The second was on p 349:

    " … local education authorities, when considering an application for a mandatory award, must ask themselves the question: has the applicant shown that he has habitually and normally resided in the United Kingdom from choice and for a settled purpose throughout the prescribed period, apart from temporary or occasional absences?"

    23.  I would not wish to throw any doubt on the correctness of that reasoning as applied in that case. But the draftsman of section 18 of the 1977 Act (now section 199 of the 1996 Act) used the expression "normally resident", and not the expression "ordinarily resident" which bore an established legal meaning. Had he regarded normal residence as itself including a requirement of choice, it would not have been necessary to provide "and that residence is or was of his own choice". Nothing in Nilish Shah throws doubt on the construction of section 199(1)(a).

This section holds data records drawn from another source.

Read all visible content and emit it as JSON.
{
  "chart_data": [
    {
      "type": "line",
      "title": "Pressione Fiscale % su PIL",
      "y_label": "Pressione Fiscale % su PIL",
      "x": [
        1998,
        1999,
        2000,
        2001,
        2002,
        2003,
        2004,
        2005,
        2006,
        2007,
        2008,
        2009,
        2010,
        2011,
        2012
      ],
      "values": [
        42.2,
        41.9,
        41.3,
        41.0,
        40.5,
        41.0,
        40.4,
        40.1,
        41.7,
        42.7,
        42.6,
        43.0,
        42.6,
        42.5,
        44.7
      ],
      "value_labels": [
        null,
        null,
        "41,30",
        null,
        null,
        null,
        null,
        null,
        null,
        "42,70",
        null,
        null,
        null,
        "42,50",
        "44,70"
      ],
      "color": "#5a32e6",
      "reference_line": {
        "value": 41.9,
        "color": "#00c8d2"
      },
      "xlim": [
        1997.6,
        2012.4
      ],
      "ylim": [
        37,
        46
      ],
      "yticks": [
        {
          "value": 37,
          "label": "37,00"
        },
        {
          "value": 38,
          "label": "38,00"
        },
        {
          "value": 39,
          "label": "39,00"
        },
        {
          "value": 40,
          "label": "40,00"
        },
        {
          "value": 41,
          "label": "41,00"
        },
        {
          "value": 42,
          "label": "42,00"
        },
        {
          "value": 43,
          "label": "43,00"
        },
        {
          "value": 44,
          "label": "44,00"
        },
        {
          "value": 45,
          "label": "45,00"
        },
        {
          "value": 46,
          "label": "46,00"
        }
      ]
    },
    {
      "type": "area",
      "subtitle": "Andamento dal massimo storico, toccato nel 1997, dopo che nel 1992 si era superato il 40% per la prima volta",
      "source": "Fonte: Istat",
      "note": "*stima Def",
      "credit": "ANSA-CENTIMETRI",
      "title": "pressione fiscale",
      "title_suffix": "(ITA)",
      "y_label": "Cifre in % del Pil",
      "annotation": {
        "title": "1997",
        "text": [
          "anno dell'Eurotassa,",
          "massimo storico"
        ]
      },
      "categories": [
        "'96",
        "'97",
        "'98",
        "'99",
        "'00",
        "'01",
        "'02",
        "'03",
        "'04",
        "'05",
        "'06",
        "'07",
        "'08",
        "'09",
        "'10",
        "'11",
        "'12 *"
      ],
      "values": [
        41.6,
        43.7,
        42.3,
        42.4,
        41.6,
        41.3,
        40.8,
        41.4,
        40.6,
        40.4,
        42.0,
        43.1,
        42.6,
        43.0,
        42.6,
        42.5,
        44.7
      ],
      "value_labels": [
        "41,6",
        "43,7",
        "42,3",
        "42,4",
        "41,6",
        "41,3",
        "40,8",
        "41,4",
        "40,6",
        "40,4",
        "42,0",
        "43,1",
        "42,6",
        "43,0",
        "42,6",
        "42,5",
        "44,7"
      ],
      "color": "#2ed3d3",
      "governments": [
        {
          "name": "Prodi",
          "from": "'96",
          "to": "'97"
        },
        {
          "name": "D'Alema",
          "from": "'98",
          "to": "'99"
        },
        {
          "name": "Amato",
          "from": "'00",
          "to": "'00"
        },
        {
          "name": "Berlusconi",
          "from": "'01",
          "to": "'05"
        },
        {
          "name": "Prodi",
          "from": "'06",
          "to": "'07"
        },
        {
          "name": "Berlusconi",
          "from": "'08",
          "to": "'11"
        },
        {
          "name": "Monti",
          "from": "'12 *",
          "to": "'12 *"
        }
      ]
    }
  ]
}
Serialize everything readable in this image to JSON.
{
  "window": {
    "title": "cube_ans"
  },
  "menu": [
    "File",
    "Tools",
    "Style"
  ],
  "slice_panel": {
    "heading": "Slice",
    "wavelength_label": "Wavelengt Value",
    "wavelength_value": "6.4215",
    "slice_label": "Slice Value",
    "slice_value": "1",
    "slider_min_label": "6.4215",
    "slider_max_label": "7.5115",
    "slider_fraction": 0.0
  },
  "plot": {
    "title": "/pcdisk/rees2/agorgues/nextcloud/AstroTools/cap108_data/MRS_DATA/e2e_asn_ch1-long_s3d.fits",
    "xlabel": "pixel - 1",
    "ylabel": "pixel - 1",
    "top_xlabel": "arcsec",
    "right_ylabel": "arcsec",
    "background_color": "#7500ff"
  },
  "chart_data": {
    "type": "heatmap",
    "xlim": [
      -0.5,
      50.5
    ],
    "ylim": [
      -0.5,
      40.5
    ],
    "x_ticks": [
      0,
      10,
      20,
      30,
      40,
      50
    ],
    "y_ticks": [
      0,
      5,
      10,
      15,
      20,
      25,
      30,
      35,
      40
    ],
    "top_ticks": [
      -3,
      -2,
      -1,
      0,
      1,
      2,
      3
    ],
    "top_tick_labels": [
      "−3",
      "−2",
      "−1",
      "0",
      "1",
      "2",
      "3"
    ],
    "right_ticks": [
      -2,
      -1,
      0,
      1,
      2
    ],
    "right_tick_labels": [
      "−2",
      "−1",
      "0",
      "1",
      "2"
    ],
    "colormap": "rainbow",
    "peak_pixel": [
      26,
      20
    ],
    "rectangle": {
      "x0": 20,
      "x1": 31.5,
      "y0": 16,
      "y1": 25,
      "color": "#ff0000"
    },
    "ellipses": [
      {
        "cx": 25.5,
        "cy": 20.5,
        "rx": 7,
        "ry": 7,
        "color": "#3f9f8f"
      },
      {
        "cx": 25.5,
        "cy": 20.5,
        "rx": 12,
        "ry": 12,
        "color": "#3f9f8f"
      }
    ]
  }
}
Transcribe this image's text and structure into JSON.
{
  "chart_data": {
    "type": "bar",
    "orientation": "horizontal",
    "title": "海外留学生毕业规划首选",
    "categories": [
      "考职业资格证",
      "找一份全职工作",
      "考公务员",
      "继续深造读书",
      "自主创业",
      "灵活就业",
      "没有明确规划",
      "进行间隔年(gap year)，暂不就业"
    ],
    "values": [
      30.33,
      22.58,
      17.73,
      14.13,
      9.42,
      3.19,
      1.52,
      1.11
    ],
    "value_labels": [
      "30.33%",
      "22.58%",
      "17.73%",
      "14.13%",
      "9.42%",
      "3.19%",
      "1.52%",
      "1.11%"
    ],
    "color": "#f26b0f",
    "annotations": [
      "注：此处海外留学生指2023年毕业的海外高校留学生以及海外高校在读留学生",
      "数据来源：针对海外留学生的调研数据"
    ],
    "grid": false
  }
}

    24.  The subject matter of Mohamed v Hammersmith and Fulham London Borough Council [2001] UKHL 57, [2002 1 AC 547 was closer, although neither the applicant (Mr Mohamed) nor his wife were asylum seekers. The wife came to England in 1994 and lived for most of the time in flats in Ealing until in January 1998 she moved to live with a friend in Hammersmith. The husband came to England in January 1998 and lived with a (different) friend in Hammersmith. In April 1998 they jointly asked the London Borough of Hammersmith and Fulham for accommodation, and were given temporary accommodation in the authority's district, first in a hotel and then in a flat, presumably under section 188 of the 1996 Act. They then applied for accommodation under section 193. In July 1998 the authority told the wife that they accepted a duty to arrange accommodation for her but that, although she had a local connection with Ealing where she had lived, she had no connection with Hammersmith, so the applications of both husband and wife were referred to Ealing on the basis that they appeared to have a local connection with Ealing but not with Hammersmith. The decision to refer was upheld on review and in the county court on the basis that the husband's residence in Hammersmith was not such as could amount to normal residence for the purpose of section 199(1)(a) of the 1996 Act. Hammersmith argued (see para 17) that the occupation of interim accommodation pending a decision on the husband's application under section 193 could not amount to normal residence. This argument was rejected by the Court of Appeal and the House. In the course of his opinion (with which the other members of the Committee agreed) Lord Slynn of Hadley referred to the notion of voluntariness, held in Nilish Shah to be an ingredient of ordinary residence, and pointed out that the Secretary of State had not exercised his power under section 199(5) to provide that residence in interim accommodation should not be treated as residence in a district of a person's own choice (paras 17-19). There was however no argument whether Mr Mohamed's residence in Hammersmith had been of his own choice, since for the first three months he had lived there of his own free will entirely and from April to July he had occupied accommodation in Hammersmith as a direct result of his and his wife's application to do so. I do not consider that this authority throws any light on the present problem.